Under most circumstances she’d still be one of the better players during practice, but Banwarth, who turns 31 on January 21, is pregnant with a boy and due in April. While she’s building a staff, one of her assistants will be Beau Lawler, the Nebraska video coordinator who happens to be Banwarth’s boyfriend and moved with her to Ole Miss.

Both of them might be in for a little volleyball culture shock. 

There’s the Deep South as compared to the Midwest, the Big Ten and the SEC, and then the love for the sport. Nebraska averaged 8,168 fans for home matches last season. Ole Miss had a total — a total — of 9,081 for the season.

“I think Ole Miss has a lot of similarities to Nebraska, only on a smaller scale,” Banwarth said. “The pitch is going to be pretty similar. My goal is for Ole Miss to be an NCAA Tournament team every year and eventually contend for SEC championships. We play in a power-five conference, to win that and go deep into the NCAA Tournament every year, that’s going to be the goal here and that’s my vision. You’ve got find athletes who are talented and want to buy into that vision.”

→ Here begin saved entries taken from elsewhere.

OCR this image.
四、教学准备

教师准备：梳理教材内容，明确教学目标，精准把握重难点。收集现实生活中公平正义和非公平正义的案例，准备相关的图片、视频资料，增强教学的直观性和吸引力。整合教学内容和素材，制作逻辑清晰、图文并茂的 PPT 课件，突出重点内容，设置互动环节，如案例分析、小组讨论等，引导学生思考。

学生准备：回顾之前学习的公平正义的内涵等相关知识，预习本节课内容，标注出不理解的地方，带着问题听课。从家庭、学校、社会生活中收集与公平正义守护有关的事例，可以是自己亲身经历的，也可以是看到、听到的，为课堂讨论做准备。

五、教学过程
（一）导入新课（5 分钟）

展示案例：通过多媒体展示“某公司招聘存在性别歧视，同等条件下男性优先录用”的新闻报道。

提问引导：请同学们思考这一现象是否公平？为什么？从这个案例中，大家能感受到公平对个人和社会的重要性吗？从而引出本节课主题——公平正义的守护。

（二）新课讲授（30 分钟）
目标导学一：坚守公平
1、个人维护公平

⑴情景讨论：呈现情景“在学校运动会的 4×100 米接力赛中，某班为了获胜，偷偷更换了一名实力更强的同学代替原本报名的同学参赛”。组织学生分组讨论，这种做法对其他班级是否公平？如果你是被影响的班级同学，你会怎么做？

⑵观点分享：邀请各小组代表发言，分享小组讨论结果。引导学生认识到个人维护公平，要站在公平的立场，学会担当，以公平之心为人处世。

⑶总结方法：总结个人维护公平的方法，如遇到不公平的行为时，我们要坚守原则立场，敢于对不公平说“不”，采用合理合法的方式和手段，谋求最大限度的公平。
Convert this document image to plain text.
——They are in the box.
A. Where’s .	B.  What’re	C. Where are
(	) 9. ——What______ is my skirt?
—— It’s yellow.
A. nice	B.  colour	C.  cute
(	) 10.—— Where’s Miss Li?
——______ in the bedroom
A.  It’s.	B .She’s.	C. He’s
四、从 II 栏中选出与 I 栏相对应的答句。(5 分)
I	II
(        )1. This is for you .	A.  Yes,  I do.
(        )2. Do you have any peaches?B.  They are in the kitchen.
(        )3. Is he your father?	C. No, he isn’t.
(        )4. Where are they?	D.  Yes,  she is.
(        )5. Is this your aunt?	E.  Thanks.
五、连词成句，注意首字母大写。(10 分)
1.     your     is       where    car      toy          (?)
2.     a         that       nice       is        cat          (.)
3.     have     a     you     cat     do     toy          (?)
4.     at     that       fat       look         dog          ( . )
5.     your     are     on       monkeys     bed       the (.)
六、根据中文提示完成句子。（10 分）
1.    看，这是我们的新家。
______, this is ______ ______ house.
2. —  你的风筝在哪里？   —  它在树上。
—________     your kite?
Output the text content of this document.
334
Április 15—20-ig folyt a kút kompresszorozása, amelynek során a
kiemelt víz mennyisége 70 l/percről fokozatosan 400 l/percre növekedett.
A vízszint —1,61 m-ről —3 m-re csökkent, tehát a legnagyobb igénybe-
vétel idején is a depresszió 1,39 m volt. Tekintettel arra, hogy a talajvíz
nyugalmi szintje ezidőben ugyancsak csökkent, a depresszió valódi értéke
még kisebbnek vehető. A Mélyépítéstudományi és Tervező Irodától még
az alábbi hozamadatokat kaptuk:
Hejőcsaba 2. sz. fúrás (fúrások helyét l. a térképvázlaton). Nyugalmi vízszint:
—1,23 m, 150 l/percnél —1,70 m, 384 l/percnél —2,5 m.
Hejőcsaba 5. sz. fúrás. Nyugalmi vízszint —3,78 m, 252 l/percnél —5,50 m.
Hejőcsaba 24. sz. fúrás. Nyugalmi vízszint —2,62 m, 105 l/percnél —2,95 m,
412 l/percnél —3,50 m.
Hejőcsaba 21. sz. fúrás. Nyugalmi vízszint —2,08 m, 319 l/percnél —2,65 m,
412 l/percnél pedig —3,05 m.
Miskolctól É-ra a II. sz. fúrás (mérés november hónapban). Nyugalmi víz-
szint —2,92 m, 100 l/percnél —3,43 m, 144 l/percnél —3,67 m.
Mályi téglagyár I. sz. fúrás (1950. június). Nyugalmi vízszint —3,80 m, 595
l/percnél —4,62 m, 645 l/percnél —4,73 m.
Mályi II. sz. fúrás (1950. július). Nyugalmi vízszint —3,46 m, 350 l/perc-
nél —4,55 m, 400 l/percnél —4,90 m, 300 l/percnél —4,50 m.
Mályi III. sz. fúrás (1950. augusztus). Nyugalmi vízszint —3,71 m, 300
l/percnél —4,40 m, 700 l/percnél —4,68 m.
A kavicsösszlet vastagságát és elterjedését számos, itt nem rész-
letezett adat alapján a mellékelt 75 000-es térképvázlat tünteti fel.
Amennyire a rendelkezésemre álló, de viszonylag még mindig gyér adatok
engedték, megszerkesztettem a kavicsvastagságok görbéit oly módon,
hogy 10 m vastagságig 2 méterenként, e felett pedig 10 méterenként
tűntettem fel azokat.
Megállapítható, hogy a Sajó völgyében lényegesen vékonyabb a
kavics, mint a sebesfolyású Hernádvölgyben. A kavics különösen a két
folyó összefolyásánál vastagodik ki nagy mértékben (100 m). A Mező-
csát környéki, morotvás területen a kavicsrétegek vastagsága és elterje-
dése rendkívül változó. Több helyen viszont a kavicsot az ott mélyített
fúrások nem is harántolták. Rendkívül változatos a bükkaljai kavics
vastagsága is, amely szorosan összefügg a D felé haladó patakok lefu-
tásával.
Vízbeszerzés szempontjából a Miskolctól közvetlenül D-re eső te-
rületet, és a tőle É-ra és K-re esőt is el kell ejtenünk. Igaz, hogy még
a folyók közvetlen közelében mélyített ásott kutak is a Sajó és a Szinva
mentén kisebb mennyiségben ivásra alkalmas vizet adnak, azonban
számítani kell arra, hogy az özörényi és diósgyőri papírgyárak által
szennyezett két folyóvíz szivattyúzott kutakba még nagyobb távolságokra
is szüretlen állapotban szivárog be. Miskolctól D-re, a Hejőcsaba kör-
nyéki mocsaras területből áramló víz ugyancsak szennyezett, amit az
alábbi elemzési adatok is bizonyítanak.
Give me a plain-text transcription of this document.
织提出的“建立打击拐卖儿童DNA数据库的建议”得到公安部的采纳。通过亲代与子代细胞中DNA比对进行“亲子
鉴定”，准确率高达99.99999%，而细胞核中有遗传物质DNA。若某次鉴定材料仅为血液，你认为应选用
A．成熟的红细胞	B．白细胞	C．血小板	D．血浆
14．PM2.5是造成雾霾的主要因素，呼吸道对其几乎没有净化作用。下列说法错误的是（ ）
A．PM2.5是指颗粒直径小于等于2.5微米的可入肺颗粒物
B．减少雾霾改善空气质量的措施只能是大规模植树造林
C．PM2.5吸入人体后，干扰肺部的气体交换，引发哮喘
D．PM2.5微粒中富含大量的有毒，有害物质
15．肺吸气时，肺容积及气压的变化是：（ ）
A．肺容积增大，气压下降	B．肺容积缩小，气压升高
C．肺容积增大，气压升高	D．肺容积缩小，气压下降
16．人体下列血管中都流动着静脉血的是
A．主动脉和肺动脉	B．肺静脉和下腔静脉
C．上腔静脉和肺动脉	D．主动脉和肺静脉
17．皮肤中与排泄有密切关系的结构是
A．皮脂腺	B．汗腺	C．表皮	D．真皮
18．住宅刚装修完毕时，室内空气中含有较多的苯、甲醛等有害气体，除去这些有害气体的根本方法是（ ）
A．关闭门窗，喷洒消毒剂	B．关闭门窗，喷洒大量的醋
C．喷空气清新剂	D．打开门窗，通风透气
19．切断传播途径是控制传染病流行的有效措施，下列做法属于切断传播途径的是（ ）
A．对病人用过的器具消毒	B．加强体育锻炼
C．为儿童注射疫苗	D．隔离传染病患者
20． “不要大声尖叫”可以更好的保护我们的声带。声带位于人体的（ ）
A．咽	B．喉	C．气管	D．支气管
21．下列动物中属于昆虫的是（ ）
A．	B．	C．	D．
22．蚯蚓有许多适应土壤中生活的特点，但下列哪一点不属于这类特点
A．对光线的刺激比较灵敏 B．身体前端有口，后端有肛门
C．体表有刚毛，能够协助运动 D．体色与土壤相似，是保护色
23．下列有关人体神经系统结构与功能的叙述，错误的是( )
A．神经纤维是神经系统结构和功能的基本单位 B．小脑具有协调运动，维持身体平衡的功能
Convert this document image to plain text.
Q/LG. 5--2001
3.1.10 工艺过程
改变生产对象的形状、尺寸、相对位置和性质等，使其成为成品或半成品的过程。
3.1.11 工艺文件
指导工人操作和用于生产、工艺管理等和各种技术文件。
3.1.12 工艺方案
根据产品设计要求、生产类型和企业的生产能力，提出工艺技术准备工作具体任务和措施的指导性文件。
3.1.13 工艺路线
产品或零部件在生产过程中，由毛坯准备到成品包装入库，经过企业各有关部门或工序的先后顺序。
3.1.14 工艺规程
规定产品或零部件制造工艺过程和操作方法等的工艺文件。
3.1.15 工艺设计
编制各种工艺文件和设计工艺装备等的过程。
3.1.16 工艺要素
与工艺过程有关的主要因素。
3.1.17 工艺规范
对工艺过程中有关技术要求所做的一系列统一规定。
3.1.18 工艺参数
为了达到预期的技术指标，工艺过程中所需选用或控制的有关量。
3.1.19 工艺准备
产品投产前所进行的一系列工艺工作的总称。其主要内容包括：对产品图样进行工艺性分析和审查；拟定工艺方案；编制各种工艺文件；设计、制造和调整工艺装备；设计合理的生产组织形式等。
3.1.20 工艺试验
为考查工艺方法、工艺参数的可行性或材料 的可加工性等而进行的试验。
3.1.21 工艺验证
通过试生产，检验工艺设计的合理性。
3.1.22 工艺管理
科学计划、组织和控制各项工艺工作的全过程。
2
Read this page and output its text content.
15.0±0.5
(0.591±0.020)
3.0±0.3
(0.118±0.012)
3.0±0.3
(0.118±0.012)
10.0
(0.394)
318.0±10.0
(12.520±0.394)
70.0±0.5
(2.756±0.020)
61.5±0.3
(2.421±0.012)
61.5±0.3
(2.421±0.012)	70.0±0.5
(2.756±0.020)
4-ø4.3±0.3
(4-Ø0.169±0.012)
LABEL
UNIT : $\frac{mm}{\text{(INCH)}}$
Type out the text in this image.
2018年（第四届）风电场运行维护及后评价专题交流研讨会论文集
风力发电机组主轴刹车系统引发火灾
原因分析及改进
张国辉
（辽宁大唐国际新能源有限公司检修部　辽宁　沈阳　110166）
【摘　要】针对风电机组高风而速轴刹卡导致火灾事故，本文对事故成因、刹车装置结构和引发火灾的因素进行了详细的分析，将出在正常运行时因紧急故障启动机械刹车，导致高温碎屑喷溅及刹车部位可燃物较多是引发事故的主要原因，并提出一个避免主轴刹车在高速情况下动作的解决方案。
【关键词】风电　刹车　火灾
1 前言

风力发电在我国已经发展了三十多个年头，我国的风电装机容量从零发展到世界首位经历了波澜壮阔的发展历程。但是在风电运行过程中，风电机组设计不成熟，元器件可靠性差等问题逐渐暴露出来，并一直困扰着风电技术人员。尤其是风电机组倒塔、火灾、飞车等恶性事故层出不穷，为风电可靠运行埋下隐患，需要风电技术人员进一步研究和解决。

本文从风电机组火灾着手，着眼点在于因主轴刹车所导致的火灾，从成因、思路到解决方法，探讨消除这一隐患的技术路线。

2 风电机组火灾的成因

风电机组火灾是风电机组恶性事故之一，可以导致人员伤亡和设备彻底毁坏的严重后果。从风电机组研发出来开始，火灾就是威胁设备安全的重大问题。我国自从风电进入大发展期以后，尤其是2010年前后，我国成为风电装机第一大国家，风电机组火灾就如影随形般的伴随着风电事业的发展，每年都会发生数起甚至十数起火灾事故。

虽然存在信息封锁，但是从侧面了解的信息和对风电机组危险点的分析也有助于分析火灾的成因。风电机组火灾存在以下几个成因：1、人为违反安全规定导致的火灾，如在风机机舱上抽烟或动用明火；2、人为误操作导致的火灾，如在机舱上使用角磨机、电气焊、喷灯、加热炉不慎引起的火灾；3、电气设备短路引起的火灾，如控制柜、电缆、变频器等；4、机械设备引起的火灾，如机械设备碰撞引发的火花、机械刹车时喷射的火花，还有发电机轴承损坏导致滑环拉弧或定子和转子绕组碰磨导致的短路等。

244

That starts next month, when coaches can hit the recruiting trail for the first time in 2020. For Banwarth, that means being out on the road before she has her baby.

“I’m going to be out there as much as I can before they cut me off from traveling,” she said, “and then soon as I can travel again it will be me and baby.”

One thing that baby boy will need to know is the Ole Miss cheer. 

For the record:

Hotty Toddy, Gosh Almighty, Who the hell are we? Hey! Flim flam, bim bam, Ole Miss by damn!